13

We are running kafka in distributed mode across 2 servers. I'm sending messages to Kafka through Java sdk to a Queue which has Replication factor 2 and 1 partition.

We are running in async mode. I don't find anything abnormal in Kafka logs. Can anyone help in finding out what could be cause?

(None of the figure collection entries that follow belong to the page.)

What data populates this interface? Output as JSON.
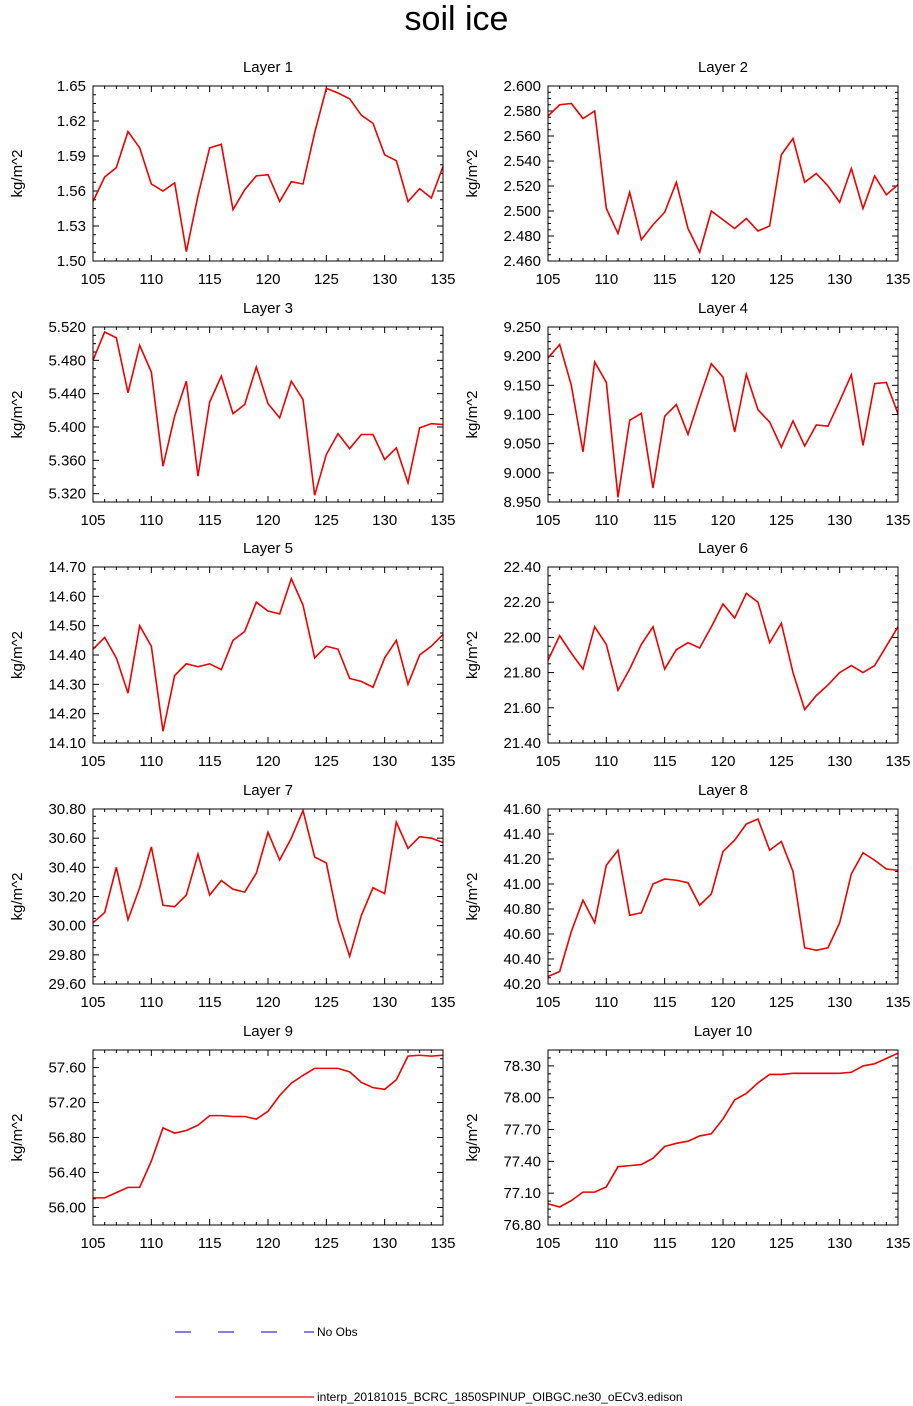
{
  "title": "soil ice",
  "legend": {
    "obs_label": "No Obs",
    "model_label": "interp_20181015_BCRC_1850SPINUP_OIBGC.ne30_oECv3.edison",
    "obs_color": "#0000cc",
    "model_color": "#ee0000"
  },
  "chart_data": [
    {
      "type": "line",
      "title": "Layer 1",
      "ylabel": "kg/m^2",
      "xlabel": "",
      "xlim": [
        105,
        135
      ],
      "ylim": [
        1.5,
        1.65
      ],
      "xticks": [
        "105",
        "110",
        "115",
        "120",
        "125",
        "130",
        "135"
      ],
      "yticks": [
        "1.50",
        "1.53",
        "1.56",
        "1.59",
        "1.62",
        "1.65"
      ],
      "x": [
        105,
        106,
        107,
        108,
        109,
        110,
        111,
        112,
        113,
        114,
        115,
        116,
        117,
        118,
        119,
        120,
        121,
        122,
        123,
        124,
        125,
        126,
        127,
        128,
        129,
        130,
        131,
        132,
        133,
        134,
        135
      ],
      "series": [
        {
          "values": [
            1.551,
            1.572,
            1.58,
            1.611,
            1.597,
            1.566,
            1.56,
            1.567,
            1.508,
            1.556,
            1.597,
            1.6,
            1.544,
            1.561,
            1.573,
            1.574,
            1.551,
            1.568,
            1.566,
            1.61,
            1.648,
            1.644,
            1.639,
            1.625,
            1.618,
            1.591,
            1.586,
            1.551,
            1.562,
            1.554,
            1.581
          ],
          "color": "#ee0000"
        }
      ]
    },
    {
      "type": "line",
      "title": "Layer 2",
      "ylabel": "kg/m^2",
      "xlabel": "",
      "xlim": [
        105,
        135
      ],
      "ylim": [
        2.46,
        2.6
      ],
      "xticks": [
        "105",
        "110",
        "115",
        "120",
        "125",
        "130",
        "135"
      ],
      "yticks": [
        "2.460",
        "2.480",
        "2.500",
        "2.520",
        "2.540",
        "2.560",
        "2.580",
        "2.600"
      ],
      "x": [
        105,
        106,
        107,
        108,
        109,
        110,
        111,
        112,
        113,
        114,
        115,
        116,
        117,
        118,
        119,
        120,
        121,
        122,
        123,
        124,
        125,
        126,
        127,
        128,
        129,
        130,
        131,
        132,
        133,
        134,
        135
      ],
      "series": [
        {
          "values": [
            2.576,
            2.585,
            2.586,
            2.574,
            2.58,
            2.502,
            2.482,
            2.515,
            2.477,
            2.489,
            2.499,
            2.523,
            2.486,
            2.467,
            2.5,
            2.493,
            2.486,
            2.494,
            2.484,
            2.488,
            2.545,
            2.558,
            2.523,
            2.53,
            2.52,
            2.507,
            2.534,
            2.502,
            2.528,
            2.513,
            2.521
          ],
          "color": "#ee0000"
        }
      ]
    },
    {
      "type": "line",
      "title": "Layer 3",
      "ylabel": "kg/m^2",
      "xlabel": "",
      "xlim": [
        105,
        135
      ],
      "ylim": [
        5.31,
        5.52
      ],
      "xticks": [
        "105",
        "110",
        "115",
        "120",
        "125",
        "130",
        "135"
      ],
      "yticks": [
        "5.320",
        "5.360",
        "5.400",
        "5.440",
        "5.480",
        "5.520"
      ],
      "x": [
        105,
        106,
        107,
        108,
        109,
        110,
        111,
        112,
        113,
        114,
        115,
        116,
        117,
        118,
        119,
        120,
        121,
        122,
        123,
        124,
        125,
        126,
        127,
        128,
        129,
        130,
        131,
        132,
        133,
        134,
        135
      ],
      "series": [
        {
          "values": [
            5.48,
            5.514,
            5.507,
            5.441,
            5.498,
            5.466,
            5.353,
            5.413,
            5.455,
            5.341,
            5.43,
            5.461,
            5.416,
            5.427,
            5.472,
            5.428,
            5.411,
            5.455,
            5.433,
            5.318,
            5.367,
            5.392,
            5.374,
            5.391,
            5.391,
            5.361,
            5.375,
            5.333,
            5.399,
            5.404,
            5.403
          ],
          "color": "#ee0000"
        }
      ]
    },
    {
      "type": "line",
      "title": "Layer 4",
      "ylabel": "kg/m^2",
      "xlabel": "",
      "xlim": [
        105,
        135
      ],
      "ylim": [
        8.95,
        9.25
      ],
      "xticks": [
        "105",
        "110",
        "115",
        "120",
        "125",
        "130",
        "135"
      ],
      "yticks": [
        "8.950",
        "9.000",
        "9.050",
        "9.100",
        "9.150",
        "9.200",
        "9.250"
      ],
      "x": [
        105,
        106,
        107,
        108,
        109,
        110,
        111,
        112,
        113,
        114,
        115,
        116,
        117,
        118,
        119,
        120,
        121,
        122,
        123,
        124,
        125,
        126,
        127,
        128,
        129,
        130,
        131,
        132,
        133,
        134,
        135
      ],
      "series": [
        {
          "values": [
            9.197,
            9.22,
            9.15,
            9.036,
            9.19,
            9.155,
            8.958,
            9.09,
            9.102,
            8.974,
            9.097,
            9.117,
            9.066,
            9.128,
            9.187,
            9.164,
            9.07,
            9.169,
            9.108,
            9.087,
            9.044,
            9.089,
            9.046,
            9.082,
            9.08,
            9.123,
            9.168,
            9.047,
            9.153,
            9.155,
            9.101
          ],
          "color": "#ee0000"
        }
      ]
    },
    {
      "type": "line",
      "title": "Layer 5",
      "ylabel": "kg/m^2",
      "xlabel": "",
      "xlim": [
        105,
        135
      ],
      "ylim": [
        14.1,
        14.7
      ],
      "xticks": [
        "105",
        "110",
        "115",
        "120",
        "125",
        "130",
        "135"
      ],
      "yticks": [
        "14.10",
        "14.20",
        "14.30",
        "14.40",
        "14.50",
        "14.60",
        "14.70"
      ],
      "x": [
        105,
        106,
        107,
        108,
        109,
        110,
        111,
        112,
        113,
        114,
        115,
        116,
        117,
        118,
        119,
        120,
        121,
        122,
        123,
        124,
        125,
        126,
        127,
        128,
        129,
        130,
        131,
        132,
        133,
        134,
        135
      ],
      "series": [
        {
          "values": [
            14.42,
            14.46,
            14.39,
            14.27,
            14.5,
            14.43,
            14.14,
            14.33,
            14.37,
            14.36,
            14.37,
            14.35,
            14.45,
            14.48,
            14.58,
            14.55,
            14.54,
            14.66,
            14.57,
            14.39,
            14.43,
            14.42,
            14.32,
            14.31,
            14.29,
            14.39,
            14.45,
            14.3,
            14.4,
            14.43,
            14.47
          ],
          "color": "#ee0000"
        }
      ]
    },
    {
      "type": "line",
      "title": "Layer 6",
      "ylabel": "kg/m^2",
      "xlabel": "",
      "xlim": [
        105,
        135
      ],
      "ylim": [
        21.4,
        22.4
      ],
      "xticks": [
        "105",
        "110",
        "115",
        "120",
        "125",
        "130",
        "135"
      ],
      "yticks": [
        "21.40",
        "21.60",
        "21.80",
        "22.00",
        "22.20",
        "22.40"
      ],
      "x": [
        105,
        106,
        107,
        108,
        109,
        110,
        111,
        112,
        113,
        114,
        115,
        116,
        117,
        118,
        119,
        120,
        121,
        122,
        123,
        124,
        125,
        126,
        127,
        128,
        129,
        130,
        131,
        132,
        133,
        134,
        135
      ],
      "series": [
        {
          "values": [
            21.87,
            22.01,
            21.91,
            21.82,
            22.06,
            21.96,
            21.7,
            21.82,
            21.96,
            22.06,
            21.82,
            21.93,
            21.97,
            21.94,
            22.06,
            22.19,
            22.11,
            22.25,
            22.2,
            21.97,
            22.08,
            21.8,
            21.59,
            21.67,
            21.73,
            21.8,
            21.84,
            21.8,
            21.84,
            21.95,
            22.06
          ],
          "color": "#ee0000"
        }
      ]
    },
    {
      "type": "line",
      "title": "Layer 7",
      "ylabel": "kg/m^2",
      "xlabel": "",
      "xlim": [
        105,
        135
      ],
      "ylim": [
        29.6,
        30.8
      ],
      "xticks": [
        "105",
        "110",
        "115",
        "120",
        "125",
        "130",
        "135"
      ],
      "yticks": [
        "29.60",
        "29.80",
        "30.00",
        "30.20",
        "30.40",
        "30.60",
        "30.80"
      ],
      "x": [
        105,
        106,
        107,
        108,
        109,
        110,
        111,
        112,
        113,
        114,
        115,
        116,
        117,
        118,
        119,
        120,
        121,
        122,
        123,
        124,
        125,
        126,
        127,
        128,
        129,
        130,
        131,
        132,
        133,
        134,
        135
      ],
      "series": [
        {
          "values": [
            30.02,
            30.09,
            30.4,
            30.04,
            30.26,
            30.54,
            30.14,
            30.13,
            30.21,
            30.49,
            30.21,
            30.31,
            30.25,
            30.23,
            30.36,
            30.64,
            30.45,
            30.6,
            30.79,
            30.47,
            30.43,
            30.04,
            29.79,
            30.07,
            30.26,
            30.22,
            30.71,
            30.53,
            30.61,
            30.6,
            30.57
          ],
          "color": "#ee0000"
        }
      ]
    },
    {
      "type": "line",
      "title": "Layer 8",
      "ylabel": "kg/m^2",
      "xlabel": "",
      "xlim": [
        105,
        135
      ],
      "ylim": [
        40.2,
        41.6
      ],
      "xticks": [
        "105",
        "110",
        "115",
        "120",
        "125",
        "130",
        "135"
      ],
      "yticks": [
        "40.20",
        "40.40",
        "40.60",
        "40.80",
        "41.00",
        "41.20",
        "41.40",
        "41.60"
      ],
      "x": [
        105,
        106,
        107,
        108,
        109,
        110,
        111,
        112,
        113,
        114,
        115,
        116,
        117,
        118,
        119,
        120,
        121,
        122,
        123,
        124,
        125,
        126,
        127,
        128,
        129,
        130,
        131,
        132,
        133,
        134,
        135
      ],
      "series": [
        {
          "values": [
            40.26,
            40.3,
            40.62,
            40.87,
            40.69,
            41.15,
            41.27,
            40.75,
            40.77,
            41.0,
            41.04,
            41.03,
            41.01,
            40.83,
            40.92,
            41.26,
            41.35,
            41.48,
            41.52,
            41.27,
            41.34,
            41.1,
            40.49,
            40.47,
            40.49,
            40.69,
            41.08,
            41.25,
            41.19,
            41.12,
            41.11
          ],
          "color": "#ee0000"
        }
      ]
    },
    {
      "type": "line",
      "title": "Layer 9",
      "ylabel": "kg/m^2",
      "xlabel": "",
      "xlim": [
        105,
        135
      ],
      "ylim": [
        55.8,
        57.8
      ],
      "xticks": [
        "105",
        "110",
        "115",
        "120",
        "125",
        "130",
        "135"
      ],
      "yticks": [
        "56.00",
        "56.40",
        "56.80",
        "57.20",
        "57.60"
      ],
      "x": [
        105,
        106,
        107,
        108,
        109,
        110,
        111,
        112,
        113,
        114,
        115,
        116,
        117,
        118,
        119,
        120,
        121,
        122,
        123,
        124,
        125,
        126,
        127,
        128,
        129,
        130,
        131,
        132,
        133,
        134,
        135
      ],
      "series": [
        {
          "values": [
            56.11,
            56.11,
            56.17,
            56.23,
            56.23,
            56.53,
            56.91,
            56.85,
            56.88,
            56.94,
            57.05,
            57.05,
            57.04,
            57.04,
            57.01,
            57.1,
            57.28,
            57.42,
            57.51,
            57.59,
            57.59,
            57.59,
            57.55,
            57.43,
            57.37,
            57.35,
            57.46,
            57.73,
            57.74,
            57.73,
            57.74
          ],
          "color": "#ee0000"
        }
      ]
    },
    {
      "type": "line",
      "title": "Layer 10",
      "ylabel": "kg/m^2",
      "xlabel": "",
      "xlim": [
        105,
        135
      ],
      "ylim": [
        76.8,
        78.45
      ],
      "xticks": [
        "105",
        "110",
        "115",
        "120",
        "125",
        "130",
        "135"
      ],
      "yticks": [
        "76.80",
        "77.10",
        "77.40",
        "77.70",
        "78.00",
        "78.30"
      ],
      "x": [
        105,
        106,
        107,
        108,
        109,
        110,
        111,
        112,
        113,
        114,
        115,
        116,
        117,
        118,
        119,
        120,
        121,
        122,
        123,
        124,
        125,
        126,
        127,
        128,
        129,
        130,
        131,
        132,
        133,
        134,
        135
      ],
      "series": [
        {
          "values": [
            77.0,
            76.97,
            77.03,
            77.11,
            77.11,
            77.16,
            77.35,
            77.36,
            77.37,
            77.43,
            77.54,
            77.57,
            77.59,
            77.64,
            77.66,
            77.8,
            77.98,
            78.04,
            78.14,
            78.22,
            78.22,
            78.23,
            78.23,
            78.23,
            78.23,
            78.23,
            78.24,
            78.3,
            78.32,
            78.37,
            78.42
          ],
          "color": "#ee0000"
        }
      ]
    }
  ]
}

    Properties props = new Properties();
            props.put("bootstrap.servers", serverAdress);
            props.put("acks", "all");
            props.put("retries", "1");
            props.put("linger.ms",0);
            props.put("buffer.memory",10240000);
            props.put("max.request.size", 1024000);
            props.put("key.serializer", "org.apache.kafka.common.serialization.StringSerializer");
            props.put("value.serializer", "org.apache.kafka.common.serialization.StringSerializer");

   Producer<String, Object> producer = new org.apache.kafka.clients.producer.KafkaProducer<>(props);

Exception trace:

-2017-08-15T02:36:29,148 [kafka-producer-network-thread | producer-1] WARN producer.internals.Sender - Got error produce response with correlation id 353736 on topic-partition BPA_BinLogQ-0, retrying (0 attempts left). Error: NETWORK_EXCEPTION

Anil Kumar
  • 2,521
  • 7
  • 23
  • 40

2 Answers2

2

You are getting a NETWORK_EXCEPTION so this should tell you that something is wrong with the network connection to the Kafka Broker you were producing toward. Either the broker shutdown or the TCP connection was shutdown for some reason.

Hans Jespersen
  • 8,024
  • 1
  • 24
  • 31
  • Is there a to get the specific reason/trace?. NETWORK_EXCEPTION is way generic, can't identify which went wrong. The brokers was not shutdown for sure – Anil Kumar Aug 18 '17 at 07:06
  • Does the broker logs show anything at the same time? Is the error transient or happens all the time? Are you connected on plaintext port or SSL? – Hans Jespersen Aug 18 '17 at 14:24
  • I dont find anything abnormal in logs at the same time. I'm connecting by giving serverAddress property as serverIP:port . This is first time we got this error – Anil Kumar Aug 19 '17 at 14:24
  • Try TRACE level logging for more details. This is the KIP that added this feature starting in 0.9 https://issues.apache.org/jira/browse/KAFKA-2120. Is it possible you are having network outages? – Hans Jespersen Aug 19 '17 at 16:53
  • Network outrage, there can be. But couldn't report to our team, as we don't have any logs. Thanks,will try TRACE level – Anil Kumar Aug 21 '17 at 10:22
  • 1
    Hey how did you solve this? Would appreciate the help. – Chitresh Sinha Nov 24 '21 at 18:43
  • I got this error on localhost with versions 2.6.3 and 3.0.0 under load. The error required restarting the client. – Peter Lawrey Jan 12 '22 at 10:27
0

A quick code dive shows the most probable cause: lost connection to the upstream broker, what causes the delivery method to fail internally inside a sender (link) - you might want to start logging trace in Sender to confirm that:

    if (response.wasDisconnected()) {
        log.trace("Cancelled request with header {} due to node {} being disconnected",
            requestHeader, response.destination());
        for (ProducerBatch batch : batches.values())
            completeBatch(batch, new ProduceResponse.PartitionResponse(Errors.NETWORK_EXCEPTION, String.format("Disconnected from node %s", response.destination())),
                    correlationId, now);
    }

Now with the batch completed in a non-success fashion, it gets retried, but from the logs you have attached it looks like, you ran out of retries (0 attempts left), so it propagates to your level (link):

        if (canRetry(batch, response, now)) {
            log.warn(
                "Got error produce response with correlation id {} on topic-partition {}, retrying ({} attempts left). Error: {}",
                ....
            reenqueueBatch(batch, now);
        }

So the ideas are:

  • investigate your network connectivity - unfortunately this might mean tracing at least on client-side (esp. NetworkClient that does all the upstream broker management) to see if there's any connection loss;
  • increase producer's retries value (though newer versions of Kafka set it to MAX_INT or so).
Adam Kotwasinski
  • 4,377
  • 3
  • 17
  • 40